Do You Know the Terms of Your Agreement?
One of my friends found out the hard way that a gym membership could ruin her credit. When she decided to stop visiting the gym, she simply instructed her bank to stop allowing the automatic debits from her checking account. She figured that was enough. What she didn’t realize, though, was that the agreement with the gym spelled out specific actions that needed to be taken in order to cancel the membership. On top of that, she had to give 60 days’ notice to cancel the membership. This meant that when the gym didn’t receive its payment, it started reporting her missed payments to a credit bureau.
She didn’t realize what was happening until the account was turned over to a collections agency a few months later and she received a letter. By then, missed payments had been reported to the credit bureau, and it had been reported that her account had been turned over to collections. She obtained a copy of the membership agreement she had signed and realized her huge mistake. Her credit had been trashed sufficiently to prevent her from getting the best interest rate on a car loan.
Before you agree to anything, you should know the terms of membership. Know how to cancel the right way, and make sure that you jump through those hoops when you are ready to terminate the relationship.
David’s Note: This is especially important now because many gyms are struggling financially because they aren’t allowed to open and some have been charging customers anyway. In fact, I need to ask Emma to speak with the gym membership she belonged to because she told me recently she had to get the credit card company involved in order to get the gym to stop billing her when the gym wasn’t opened.
Non-Credit Accounts Matter, Too
Many of us make the mistake of thinking that utility bills, gym membership payments, and other similar monthly obligations don’t matter on the credit report. This is because when you are paying on time, no one cares — and those payments aren’t reported to the three major credit bureaus. (There are some alternative consumer reporting agencies, like PRBC, that will track your on-time, non-credit payments if you pay a fee for the setup.) However, if you miss payments on a regular basis, non-credit billers can decide to report the delinquency to the credit bureaus.
The information falls into the category of payment history — the most important factor of your credit score. Since your score is based on information in your credit report, having these negative items in your report can lead to a lower credit score and all of the consequences of a less than desirable credit history. This means that it’s vital that you pay your non-credit obligations on time. The utility company may not report you after one or two late payments, but the company may decide to do something about it if you make it a habit.
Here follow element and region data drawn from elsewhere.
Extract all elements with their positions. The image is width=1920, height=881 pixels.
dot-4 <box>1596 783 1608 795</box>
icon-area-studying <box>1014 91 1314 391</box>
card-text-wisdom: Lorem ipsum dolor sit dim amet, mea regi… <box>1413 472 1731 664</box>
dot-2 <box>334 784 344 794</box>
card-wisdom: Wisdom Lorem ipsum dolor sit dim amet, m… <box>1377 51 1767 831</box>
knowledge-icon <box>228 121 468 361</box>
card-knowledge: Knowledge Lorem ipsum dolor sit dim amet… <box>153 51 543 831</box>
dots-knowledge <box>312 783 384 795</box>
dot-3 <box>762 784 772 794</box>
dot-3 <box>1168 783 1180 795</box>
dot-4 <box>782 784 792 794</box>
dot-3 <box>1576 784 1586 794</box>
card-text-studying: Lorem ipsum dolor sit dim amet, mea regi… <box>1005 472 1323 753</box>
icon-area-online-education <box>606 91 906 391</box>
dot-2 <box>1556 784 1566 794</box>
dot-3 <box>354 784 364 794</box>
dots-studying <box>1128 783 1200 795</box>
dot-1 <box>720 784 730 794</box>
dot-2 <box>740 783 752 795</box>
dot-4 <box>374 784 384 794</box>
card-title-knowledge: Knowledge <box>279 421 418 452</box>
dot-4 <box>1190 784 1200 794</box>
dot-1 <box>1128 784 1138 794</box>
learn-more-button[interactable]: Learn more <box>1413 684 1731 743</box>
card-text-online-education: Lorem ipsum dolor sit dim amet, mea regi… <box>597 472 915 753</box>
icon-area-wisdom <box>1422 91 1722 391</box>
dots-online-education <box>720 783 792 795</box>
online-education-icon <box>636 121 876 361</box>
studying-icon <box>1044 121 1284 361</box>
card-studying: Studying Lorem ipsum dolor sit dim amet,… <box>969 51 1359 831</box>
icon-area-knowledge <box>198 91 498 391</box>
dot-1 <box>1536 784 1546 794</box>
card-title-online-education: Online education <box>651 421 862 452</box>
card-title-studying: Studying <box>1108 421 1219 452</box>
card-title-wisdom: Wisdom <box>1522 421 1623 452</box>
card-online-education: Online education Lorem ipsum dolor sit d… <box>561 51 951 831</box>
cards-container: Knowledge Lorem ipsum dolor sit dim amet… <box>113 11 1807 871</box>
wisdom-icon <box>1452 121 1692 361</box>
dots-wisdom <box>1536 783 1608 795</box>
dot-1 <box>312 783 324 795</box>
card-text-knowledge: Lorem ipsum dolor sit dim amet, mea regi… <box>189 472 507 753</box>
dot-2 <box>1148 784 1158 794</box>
And if you have enough missed payments, your account might be turned over to collections, which is another problem altogether. Of course, they will cut your utilities too, which can be pretty inconvenient. It can also be life threatening, say if the gas company cuts off gas to your house and it’s the middle of winter.
The Bottom Line
The extra money my friend now needs to spend on a higher car loan comfortably covers the gym membership’s costs and more. This is on top of the headache of having to deal with collections, and possibly not being able to qualify for a low rate on a home loan if she were to buy one in the future. And who knows whether she will lose an opportunity at a future job because her employer decided to pass on her without letting her explain the situation if they check her credit report. Don’t make a careless mistake like her because it might snowball into a disaster.
Even your non-credit accounts can ultimately affect your credit score if you don’t take proper care of them. Understand the terms and conditions associated with memberships and other non-credit accounts, and abide by them. This is especially true if you decide to cancel. You never want to leave the other side hanging, because they could make it a priority to ruin you.